This blog feels a bit like one of those ‘how it started, how it’s going’ memes. 11 years ago my daughter was born via emergency caesarean at 30 weeks. Rose was born weighing just over 1kg and spent 2 months in neonatal intensive care. It was challenging, traumatic and something I wouldn’t wish any new parent to experience.
Fast forward 9 years and I found myself sitting in an initial project meeting for the PICU Partnership Project, one of 8 key projects within the Health Excellence AcceLerator (HEAL) initiative. HEAL, a collaboration between the QUT Design Lab and Clinical Excellence Queensland, brought design-led researchers into healthcare settings across a variety of projects. The PICU Partnership Project comprised a small team of QUT researchers with specialities including interior architecture and visual communication design. Alongside staff and families in the Paediatric Intensive Care Unit (PICU) of the Queensland Children’s Hospital in South Brisbane we worked to imagine a more supportive environment for families of children in intensive care.
Of the large number of people in that initial meeting, I found myself sitting right next to paediatric physiotherapist, Ali Ferguson. Towards the end of the meeting, I decided I would share my story. I spoke up, telling Ali, and the group, that I remembered her caring for Rose at the Royal Women’s Hospital Neonatal Intensive Care Unit (NICU), some nine years earlier. From that point, and throughout the entire project, I sensed the clinical staff looked to me not just as a researcher or designer, but as an ally. They said as much. “You’re one of us”, on the first tour of the ward that same day. I knew their world, and thus was afforded a level of inclusion, hard-earned by the most challenging experience of my life.
In my role as HDR student intern I spent 1/day a week at PICU, embedding myself in the space, getting to know key staff and eventually opening dialogue with parents willing to discuss their experiences. The design focus areas were Interior Design and Wayfinding and visual communication students from QUT were also employed as part of a Workplace Integrated Learning program.
Early in the process I helped to envisage specific strategies for data collection via. our engagement with families and staff. Three engagement strategies were developed and enacted: static interactive displays, a parent pack and a drop-in marketplace installation.
They say good design starts with empathy, and this was certainly the case in this project.
Empathy in this project was crucial and needed to be embedded at every stage of our process. The staff and families in an intensive care unit simply do not have the luxury of forward planning or commitments of large amounts of time. This informed our co-design strategies and they became purposefully optional, short, visual, and self-directed. The PICU Marketplace strategy was something I am particularly proud of. Allowing families and staff to ‘drop-in’ to various engagement strategies over a two-day installation was such a successful approach, that the director of PICU has adopted this strategy for internal engagements in the unit.

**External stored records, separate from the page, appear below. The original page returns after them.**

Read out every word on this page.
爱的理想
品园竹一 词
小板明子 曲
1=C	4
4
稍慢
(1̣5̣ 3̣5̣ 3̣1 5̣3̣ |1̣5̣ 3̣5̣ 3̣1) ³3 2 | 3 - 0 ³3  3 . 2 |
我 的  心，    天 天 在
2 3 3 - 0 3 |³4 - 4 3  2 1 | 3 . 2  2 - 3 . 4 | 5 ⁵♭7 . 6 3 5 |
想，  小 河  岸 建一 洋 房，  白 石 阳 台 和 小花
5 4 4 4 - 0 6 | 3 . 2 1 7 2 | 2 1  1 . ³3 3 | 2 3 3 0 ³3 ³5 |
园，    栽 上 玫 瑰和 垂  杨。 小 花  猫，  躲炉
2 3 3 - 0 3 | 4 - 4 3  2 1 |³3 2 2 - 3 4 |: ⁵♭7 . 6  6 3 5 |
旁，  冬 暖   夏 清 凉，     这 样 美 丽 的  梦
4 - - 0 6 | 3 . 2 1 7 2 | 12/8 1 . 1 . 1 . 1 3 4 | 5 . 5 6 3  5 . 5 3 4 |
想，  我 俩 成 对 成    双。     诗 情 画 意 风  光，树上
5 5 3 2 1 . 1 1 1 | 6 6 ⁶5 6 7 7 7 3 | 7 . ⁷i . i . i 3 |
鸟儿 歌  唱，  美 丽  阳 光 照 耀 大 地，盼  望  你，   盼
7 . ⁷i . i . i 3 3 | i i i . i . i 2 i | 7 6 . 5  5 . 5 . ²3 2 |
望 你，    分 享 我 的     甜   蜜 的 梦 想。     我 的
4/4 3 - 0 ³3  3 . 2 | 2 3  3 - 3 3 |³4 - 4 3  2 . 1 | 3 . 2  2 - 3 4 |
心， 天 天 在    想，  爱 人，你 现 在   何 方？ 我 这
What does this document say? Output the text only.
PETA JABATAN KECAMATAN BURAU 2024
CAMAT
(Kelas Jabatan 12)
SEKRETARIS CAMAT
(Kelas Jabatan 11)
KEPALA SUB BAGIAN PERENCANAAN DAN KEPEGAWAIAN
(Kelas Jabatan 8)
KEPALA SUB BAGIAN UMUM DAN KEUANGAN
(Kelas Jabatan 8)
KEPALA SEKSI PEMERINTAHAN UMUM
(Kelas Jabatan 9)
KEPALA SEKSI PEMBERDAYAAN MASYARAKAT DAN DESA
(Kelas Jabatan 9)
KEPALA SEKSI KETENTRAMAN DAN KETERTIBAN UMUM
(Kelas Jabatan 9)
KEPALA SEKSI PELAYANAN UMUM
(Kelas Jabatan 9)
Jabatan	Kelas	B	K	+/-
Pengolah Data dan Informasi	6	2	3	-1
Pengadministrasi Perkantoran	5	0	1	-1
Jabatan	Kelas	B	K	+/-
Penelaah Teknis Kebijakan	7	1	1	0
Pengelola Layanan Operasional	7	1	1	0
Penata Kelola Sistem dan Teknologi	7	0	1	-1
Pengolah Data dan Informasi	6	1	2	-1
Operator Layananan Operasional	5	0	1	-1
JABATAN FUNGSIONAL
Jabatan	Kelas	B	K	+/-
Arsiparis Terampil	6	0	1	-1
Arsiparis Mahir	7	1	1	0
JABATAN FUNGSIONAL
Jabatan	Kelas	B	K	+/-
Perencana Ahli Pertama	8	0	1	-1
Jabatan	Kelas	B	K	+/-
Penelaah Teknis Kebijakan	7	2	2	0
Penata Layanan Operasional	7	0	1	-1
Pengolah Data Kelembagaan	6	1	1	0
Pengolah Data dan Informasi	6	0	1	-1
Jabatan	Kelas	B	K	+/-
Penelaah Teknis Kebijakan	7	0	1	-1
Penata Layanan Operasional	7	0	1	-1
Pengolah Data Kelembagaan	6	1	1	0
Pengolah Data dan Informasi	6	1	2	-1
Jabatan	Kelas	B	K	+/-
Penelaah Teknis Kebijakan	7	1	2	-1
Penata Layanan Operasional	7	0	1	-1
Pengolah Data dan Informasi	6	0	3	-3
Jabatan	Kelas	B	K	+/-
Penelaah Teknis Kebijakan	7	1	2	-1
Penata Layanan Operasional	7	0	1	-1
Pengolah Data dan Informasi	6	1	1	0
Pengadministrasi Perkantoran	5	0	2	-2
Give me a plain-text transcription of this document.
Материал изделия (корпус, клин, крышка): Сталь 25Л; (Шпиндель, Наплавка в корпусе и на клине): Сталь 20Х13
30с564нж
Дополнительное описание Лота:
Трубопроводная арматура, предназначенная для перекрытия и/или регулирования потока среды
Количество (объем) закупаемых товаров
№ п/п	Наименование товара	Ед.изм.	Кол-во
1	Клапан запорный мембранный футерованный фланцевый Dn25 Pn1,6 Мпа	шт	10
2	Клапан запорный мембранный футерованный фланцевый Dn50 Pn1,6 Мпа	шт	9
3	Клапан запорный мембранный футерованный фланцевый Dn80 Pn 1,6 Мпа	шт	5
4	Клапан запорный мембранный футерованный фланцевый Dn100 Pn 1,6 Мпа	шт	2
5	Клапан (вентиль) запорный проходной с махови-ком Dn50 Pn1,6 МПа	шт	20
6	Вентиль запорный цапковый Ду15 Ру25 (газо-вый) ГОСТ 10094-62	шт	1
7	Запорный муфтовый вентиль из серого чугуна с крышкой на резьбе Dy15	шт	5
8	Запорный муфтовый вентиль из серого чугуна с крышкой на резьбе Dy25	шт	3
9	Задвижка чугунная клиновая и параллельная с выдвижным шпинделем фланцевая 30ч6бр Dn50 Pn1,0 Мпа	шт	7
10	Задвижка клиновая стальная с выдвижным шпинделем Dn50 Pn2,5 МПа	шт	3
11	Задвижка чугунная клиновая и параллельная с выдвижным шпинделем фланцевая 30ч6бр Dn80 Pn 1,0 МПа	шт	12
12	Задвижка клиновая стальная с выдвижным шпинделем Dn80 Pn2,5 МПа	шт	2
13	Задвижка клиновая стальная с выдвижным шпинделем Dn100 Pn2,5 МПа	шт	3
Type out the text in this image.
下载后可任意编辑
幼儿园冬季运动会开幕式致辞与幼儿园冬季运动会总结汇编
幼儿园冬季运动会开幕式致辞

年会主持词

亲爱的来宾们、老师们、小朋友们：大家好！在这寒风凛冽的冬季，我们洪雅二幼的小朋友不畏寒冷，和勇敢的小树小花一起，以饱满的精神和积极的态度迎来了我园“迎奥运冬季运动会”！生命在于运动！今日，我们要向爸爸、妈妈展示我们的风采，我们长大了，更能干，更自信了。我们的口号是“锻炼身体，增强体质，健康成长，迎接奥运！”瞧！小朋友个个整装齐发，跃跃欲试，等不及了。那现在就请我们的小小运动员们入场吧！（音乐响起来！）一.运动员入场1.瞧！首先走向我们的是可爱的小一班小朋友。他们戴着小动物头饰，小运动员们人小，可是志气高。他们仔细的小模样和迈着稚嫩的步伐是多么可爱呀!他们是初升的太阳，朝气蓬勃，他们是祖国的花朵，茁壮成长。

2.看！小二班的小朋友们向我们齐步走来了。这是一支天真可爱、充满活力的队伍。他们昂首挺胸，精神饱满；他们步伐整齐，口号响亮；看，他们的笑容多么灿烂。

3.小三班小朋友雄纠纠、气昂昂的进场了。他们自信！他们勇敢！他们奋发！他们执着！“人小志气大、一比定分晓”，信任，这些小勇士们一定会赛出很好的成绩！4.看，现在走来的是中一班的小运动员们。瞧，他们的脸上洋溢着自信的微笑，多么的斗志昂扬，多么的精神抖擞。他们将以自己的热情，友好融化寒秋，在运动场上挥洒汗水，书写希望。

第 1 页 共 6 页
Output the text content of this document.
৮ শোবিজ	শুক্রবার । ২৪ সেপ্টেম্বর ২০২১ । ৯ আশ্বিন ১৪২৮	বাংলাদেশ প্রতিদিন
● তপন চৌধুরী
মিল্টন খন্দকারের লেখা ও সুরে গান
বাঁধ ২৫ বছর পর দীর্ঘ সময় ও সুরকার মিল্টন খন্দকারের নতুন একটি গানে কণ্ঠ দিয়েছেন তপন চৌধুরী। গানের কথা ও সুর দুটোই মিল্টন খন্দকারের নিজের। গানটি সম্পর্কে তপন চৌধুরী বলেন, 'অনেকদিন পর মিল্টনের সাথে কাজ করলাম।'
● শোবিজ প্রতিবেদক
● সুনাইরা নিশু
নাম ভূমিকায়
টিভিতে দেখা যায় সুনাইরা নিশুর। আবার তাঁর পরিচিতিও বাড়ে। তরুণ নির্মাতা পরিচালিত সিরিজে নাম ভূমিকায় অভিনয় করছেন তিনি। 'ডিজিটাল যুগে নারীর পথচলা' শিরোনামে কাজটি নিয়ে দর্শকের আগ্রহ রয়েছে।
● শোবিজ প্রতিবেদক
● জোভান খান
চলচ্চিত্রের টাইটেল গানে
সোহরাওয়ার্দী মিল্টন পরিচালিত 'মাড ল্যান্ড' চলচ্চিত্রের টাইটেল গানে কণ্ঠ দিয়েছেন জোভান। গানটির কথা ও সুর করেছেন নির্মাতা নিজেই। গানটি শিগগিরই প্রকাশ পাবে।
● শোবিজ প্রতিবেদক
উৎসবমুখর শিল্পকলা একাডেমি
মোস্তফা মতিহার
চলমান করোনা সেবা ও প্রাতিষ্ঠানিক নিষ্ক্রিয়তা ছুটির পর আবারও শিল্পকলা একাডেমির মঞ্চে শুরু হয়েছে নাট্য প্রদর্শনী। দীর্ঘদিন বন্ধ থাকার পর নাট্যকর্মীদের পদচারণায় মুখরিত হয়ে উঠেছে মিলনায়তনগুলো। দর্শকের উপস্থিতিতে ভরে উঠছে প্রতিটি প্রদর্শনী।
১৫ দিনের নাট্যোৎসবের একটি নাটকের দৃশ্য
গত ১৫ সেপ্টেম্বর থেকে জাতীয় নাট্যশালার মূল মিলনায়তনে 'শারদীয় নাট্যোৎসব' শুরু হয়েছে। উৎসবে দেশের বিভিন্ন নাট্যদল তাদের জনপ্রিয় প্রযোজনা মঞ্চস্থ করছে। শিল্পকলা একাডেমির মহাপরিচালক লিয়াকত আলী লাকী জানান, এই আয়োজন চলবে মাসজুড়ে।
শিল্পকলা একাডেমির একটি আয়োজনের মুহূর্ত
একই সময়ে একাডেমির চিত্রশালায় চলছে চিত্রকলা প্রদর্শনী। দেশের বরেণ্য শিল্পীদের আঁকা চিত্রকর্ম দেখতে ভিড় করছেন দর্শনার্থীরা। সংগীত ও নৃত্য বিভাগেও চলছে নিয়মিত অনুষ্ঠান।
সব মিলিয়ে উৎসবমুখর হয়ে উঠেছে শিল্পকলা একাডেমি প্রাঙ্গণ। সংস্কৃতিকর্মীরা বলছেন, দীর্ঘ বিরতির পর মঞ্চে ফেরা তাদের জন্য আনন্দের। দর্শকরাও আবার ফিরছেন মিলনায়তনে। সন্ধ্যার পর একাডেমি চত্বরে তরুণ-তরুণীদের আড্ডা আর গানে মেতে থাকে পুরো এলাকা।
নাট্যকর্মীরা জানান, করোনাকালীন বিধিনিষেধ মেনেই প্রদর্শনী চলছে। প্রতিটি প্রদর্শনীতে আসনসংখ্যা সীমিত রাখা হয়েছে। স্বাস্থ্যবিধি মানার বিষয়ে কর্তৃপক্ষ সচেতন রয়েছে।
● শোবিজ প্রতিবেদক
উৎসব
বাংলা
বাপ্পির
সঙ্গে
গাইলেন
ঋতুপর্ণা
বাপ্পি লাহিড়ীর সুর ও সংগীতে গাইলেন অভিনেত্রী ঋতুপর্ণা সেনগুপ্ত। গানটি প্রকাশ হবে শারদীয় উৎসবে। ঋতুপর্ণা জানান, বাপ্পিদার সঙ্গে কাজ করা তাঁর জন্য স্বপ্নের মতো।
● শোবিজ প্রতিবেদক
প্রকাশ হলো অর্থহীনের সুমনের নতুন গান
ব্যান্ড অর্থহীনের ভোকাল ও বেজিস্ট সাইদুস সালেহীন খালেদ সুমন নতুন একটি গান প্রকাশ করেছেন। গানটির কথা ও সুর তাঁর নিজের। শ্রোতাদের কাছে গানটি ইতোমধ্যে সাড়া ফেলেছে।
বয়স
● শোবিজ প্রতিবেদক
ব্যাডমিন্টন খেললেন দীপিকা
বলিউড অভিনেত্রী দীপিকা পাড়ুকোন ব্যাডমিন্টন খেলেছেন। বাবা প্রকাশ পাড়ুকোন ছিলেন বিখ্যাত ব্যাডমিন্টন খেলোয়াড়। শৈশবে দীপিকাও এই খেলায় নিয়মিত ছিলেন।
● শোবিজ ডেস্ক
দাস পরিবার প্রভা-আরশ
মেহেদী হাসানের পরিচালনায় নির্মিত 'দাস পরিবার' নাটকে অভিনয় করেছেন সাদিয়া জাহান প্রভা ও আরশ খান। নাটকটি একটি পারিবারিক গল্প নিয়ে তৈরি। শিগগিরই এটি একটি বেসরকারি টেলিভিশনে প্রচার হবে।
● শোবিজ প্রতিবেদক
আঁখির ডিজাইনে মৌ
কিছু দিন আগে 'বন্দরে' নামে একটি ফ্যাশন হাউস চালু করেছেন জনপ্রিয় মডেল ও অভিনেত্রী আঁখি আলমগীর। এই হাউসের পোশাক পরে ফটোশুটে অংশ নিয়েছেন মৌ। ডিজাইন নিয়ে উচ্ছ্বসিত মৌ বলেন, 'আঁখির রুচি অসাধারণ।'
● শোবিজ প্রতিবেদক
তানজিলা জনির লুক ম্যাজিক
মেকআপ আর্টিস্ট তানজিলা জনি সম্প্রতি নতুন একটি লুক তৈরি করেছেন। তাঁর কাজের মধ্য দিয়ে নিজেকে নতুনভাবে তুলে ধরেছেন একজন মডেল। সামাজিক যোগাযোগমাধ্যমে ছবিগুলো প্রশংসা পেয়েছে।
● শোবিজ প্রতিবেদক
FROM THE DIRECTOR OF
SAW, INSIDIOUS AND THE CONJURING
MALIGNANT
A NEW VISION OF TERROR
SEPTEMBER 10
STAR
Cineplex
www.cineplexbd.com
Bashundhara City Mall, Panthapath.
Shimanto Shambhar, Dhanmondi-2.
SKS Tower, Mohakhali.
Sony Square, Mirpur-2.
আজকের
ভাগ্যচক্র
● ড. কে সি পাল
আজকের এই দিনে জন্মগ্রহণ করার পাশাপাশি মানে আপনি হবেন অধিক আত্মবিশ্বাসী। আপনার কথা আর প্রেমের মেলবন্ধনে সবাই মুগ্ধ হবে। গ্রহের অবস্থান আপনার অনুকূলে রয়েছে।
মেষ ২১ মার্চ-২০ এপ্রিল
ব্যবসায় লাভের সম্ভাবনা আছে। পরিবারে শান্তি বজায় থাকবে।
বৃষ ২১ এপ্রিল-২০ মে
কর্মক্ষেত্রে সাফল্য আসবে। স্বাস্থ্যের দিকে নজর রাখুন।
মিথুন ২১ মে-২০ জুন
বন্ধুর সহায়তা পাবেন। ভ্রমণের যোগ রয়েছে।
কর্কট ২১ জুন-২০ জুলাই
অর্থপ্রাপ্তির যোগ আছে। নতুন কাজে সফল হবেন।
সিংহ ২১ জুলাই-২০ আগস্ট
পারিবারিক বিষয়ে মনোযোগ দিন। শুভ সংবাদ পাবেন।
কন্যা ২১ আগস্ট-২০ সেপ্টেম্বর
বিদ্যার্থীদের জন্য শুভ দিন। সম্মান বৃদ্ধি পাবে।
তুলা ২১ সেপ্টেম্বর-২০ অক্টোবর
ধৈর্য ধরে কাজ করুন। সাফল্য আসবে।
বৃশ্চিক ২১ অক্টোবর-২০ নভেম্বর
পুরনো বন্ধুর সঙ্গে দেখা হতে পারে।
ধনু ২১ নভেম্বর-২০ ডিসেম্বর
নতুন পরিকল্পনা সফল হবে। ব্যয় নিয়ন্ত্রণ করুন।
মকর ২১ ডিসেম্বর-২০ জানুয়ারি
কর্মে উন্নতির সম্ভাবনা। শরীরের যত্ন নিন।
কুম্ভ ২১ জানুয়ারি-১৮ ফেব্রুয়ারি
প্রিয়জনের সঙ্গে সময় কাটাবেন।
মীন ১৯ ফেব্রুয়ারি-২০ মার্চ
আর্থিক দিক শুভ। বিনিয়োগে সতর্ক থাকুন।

Alongside the more formal engagement strategies, I became responsible for meeting families and conducted several recorded interviews. I felt privileged to sit with these families, hear their stories, concerns and make connections. I found that if I shared just a little of my own experience with Rose, they really opened up. I could almost see it in their faces ‘you’re one of us, you’ve been where we are’ and they’d want to talk.
In May, alongside a large number of other HEAL projects and the PICU Partnership Project team, I presented to a room of over 100 health professionals and spoke for the families of PICU. By the end of that year the HEAL project had won, not one, but two Good Design awards! An absolute credit to the entire team.
The HEAL experience was an incredible opportunity to use design thinking to make a difference.
At a personal level it was both a gift and a challenge. I was challenged most days on this project to rise above the emotional triggers of being in an intensive care ward for children, meeting and seeing families at the very worst times in their lives, but I was also gifted with an opportunity to do good.
In late 2021, I was invited to another HEAL project, this time as a supervisor of Interior Architecture students who turned my spatial concepts into Virtual Reality. We returned to PICU for another iteration of the PICU Marketplace to share and text our ideas with staff and families. In late 2022 I was invited back to HEAL 2.0…..this time as an integral part of team tasked with making design improvements to the Neonatal ward in the Royal Womens Hospital, the very place Rose was born 11 years earlier. A complete full circle. This project continues and we are working hard to imagine and implement a more supportive environment for families with babies in intensive and special care.
In 2023, a book will be published summarising all of the HEAL projects. I have contributed to two chapters and was also invited to write my own personal reflections – NICU Mum to PICU Researcher.
The best bit? Knowing I’m making Rose proud.